Friday, January 29, 2010

The entomologist is not my enemy

i was at a meeting the other day about why it's so hard to tell media-friendly stories about research in arts. the president's speechwriter was there - she called the meeting - and it started with the declaration that she (and the president) want to brag about arts, but they don't have the material.

at first blush, it seemed easy to supply story ideas - what about the big CURA grant on the uses of theatre for sex education? why not talk about community-service learning? surely we haven't driven the $4 million triple-matched kule donation into the ground yet?

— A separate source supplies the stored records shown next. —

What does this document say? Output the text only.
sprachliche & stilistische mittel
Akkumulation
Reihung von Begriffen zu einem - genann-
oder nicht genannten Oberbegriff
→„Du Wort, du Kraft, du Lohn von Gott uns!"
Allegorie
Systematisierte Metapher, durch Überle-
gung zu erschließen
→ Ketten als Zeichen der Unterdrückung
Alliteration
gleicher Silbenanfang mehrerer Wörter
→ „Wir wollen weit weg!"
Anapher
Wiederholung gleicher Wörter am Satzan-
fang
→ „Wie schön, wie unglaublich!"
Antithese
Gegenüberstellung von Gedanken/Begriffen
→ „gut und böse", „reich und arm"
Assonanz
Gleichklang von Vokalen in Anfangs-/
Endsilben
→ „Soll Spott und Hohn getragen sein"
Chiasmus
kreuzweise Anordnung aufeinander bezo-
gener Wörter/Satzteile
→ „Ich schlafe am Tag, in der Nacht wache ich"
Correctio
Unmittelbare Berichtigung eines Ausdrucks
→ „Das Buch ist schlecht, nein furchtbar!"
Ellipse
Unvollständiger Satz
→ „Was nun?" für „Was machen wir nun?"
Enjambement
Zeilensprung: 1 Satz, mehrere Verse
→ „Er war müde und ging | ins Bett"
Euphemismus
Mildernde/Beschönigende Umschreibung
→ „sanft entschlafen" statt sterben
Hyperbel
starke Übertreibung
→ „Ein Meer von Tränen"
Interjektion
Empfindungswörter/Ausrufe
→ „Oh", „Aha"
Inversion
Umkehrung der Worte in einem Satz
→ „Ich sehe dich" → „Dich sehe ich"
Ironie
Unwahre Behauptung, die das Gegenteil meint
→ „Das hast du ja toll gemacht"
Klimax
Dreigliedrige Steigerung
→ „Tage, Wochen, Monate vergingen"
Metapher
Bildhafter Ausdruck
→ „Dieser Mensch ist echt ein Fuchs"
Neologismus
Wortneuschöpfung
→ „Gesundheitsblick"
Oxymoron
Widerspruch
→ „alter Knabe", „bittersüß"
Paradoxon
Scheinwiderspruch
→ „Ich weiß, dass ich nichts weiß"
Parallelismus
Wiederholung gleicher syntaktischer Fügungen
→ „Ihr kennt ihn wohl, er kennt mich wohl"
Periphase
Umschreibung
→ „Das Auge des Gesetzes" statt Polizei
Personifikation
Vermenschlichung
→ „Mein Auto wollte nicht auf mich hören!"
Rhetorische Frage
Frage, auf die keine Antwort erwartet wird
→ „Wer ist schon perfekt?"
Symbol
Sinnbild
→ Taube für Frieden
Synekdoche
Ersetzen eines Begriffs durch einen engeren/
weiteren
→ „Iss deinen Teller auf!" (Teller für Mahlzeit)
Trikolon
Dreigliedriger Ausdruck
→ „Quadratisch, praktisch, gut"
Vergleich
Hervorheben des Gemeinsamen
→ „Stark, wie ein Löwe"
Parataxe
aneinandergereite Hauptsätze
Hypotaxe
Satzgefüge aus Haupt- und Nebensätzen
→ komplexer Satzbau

the more we talked, though, the more apparent the problem became: there is a profound misfit between the narrative parameters of communications and the work we value most. if "communications" is defined as an audience-driven medium based on an emotional connection (parents, for instance, want to hear stories about how their children will succeed; prospective international students want to be assured they should choose the UofA; donors and government officials want to hear how their investment is changing the world), and if "the work we value most" is defined as contemplative scholarship, there is a thought-provoking gap between them. why is that? in this post i begin to speculate.
  1. the anti-superstar thesis: our breakthroughs are modest and historically specific. we uncover new information about a culture's child-rearing practices, or we write a new play, or we find a (slightly) new way to think about agency. none of these are in and of themselves world-changing, the way an insulin protocol for diabetes promises to revolutionize healthcare. related: our discoveries rarely look forward. related: we expect modesty from each other, look down on self-promotion.
  2. the "we eat our young" thesis: in the sciences, if a biomechanical engineer is asked about the work of a theoretical physicist, he is likely to say, "well, it's not my area, but she 's a good scientist." asked about someone who works in an entirely different field from our own - say, an expert in nineteenth-century ukrainian gothic literature - i am likely to raise my eyebrows and refrain from answering at all. partly this is about the crisis of methodologies and disciplinary breakdowns, but partly it's a result of the way we code our work politically and therefore morally, and use those codes to police each other.
  3. the reason vs emotion thesis: much of the work we value is highly abstract and very specific. well, lots of scientific work is specific, so let's put specificity aside and concentrate on the abstraction. this is different from the basic vs applied research question, too (though that is obviously at play in all of this: see below). what i'm after here is more the distinction between reason and feeling. put bluntly, it's hard to imagine an emotional connection to a new conception of sovereignty, or a theatrical technique, or demography.
  4. the feedback loop: communications likes stories that reassure. look again at the examples i gave above, and you'll see what i mean: my kid's gonna be alright, i'm making the right decision, our investment was good. arts research frequently uncovers less comfortable truths. racism is alive and well in canada, women writers are still getting short shrift, arts grads don't always gets jobs right away - and we have a critique of the job market to boot. these stories might engender a strong emotional reaction, but not the one we're after.
  5. the basic vs applied thesis: i've left this one for last because it is so obvious. our work rarely has direct application to policy. and yet my puzzlement is that the same is true for many sciences - hence the title of this blog post. the big distinction in the academy is not between arts and sciences, but between curiousity-driven research and applied research. there are fewer distinctions between an entomologist and a political scientist than there are between an entomologist and an engineer. who is the enemy of the humanities? not the physicist or the mathematician. so, do they have this problem? and if so, how do they address it?
maybe the problem lies in the generic conventions of communications, which might underestimate its audience (more thoughtful than we imagine?), or curtail ideas by focusing on singularities (why not a dialogue? is this why podcasts work?). i'm not done thinking this through yet, so your inklings, brilliant notions and crackpot theories are welcome.

2 comments:

Jo-Ann Wallace said...

I think we do underestimate our audience, and Ralph Klein didn't do us any favours by characterizing the "ordinary Albertan" as "Martha and Henry." The ordinary Alberta includes my hair stylist, who is well read, an avant garde musician, a passionate walker, a passionate Edmontonian. It includes my periodentist, who always wants to talk about politics, sexualities, what's going on in the public schools (while I try to respond around his fingers in my mouth). It includes all those Albertans who are in book clubs. The stats show that ordinary Albertans spend more on cultural events than people from Montreal. The university PR people should stop selling them short and start giving them a little more of what they pay for: smart, complicated, thoughtful stories.

mari said...

In my experience, scientists are extremely eager to talk about what they are doing. Overall, I don't get that sense of openness from the humanities. Or maybe we are offered more science stories than arts ones? I think we could establish better relationships, academia and journalists. I'm always looking for stories.

However, arts coverage generally is getting the shaft from the major media. That's s bigger problem than all of us.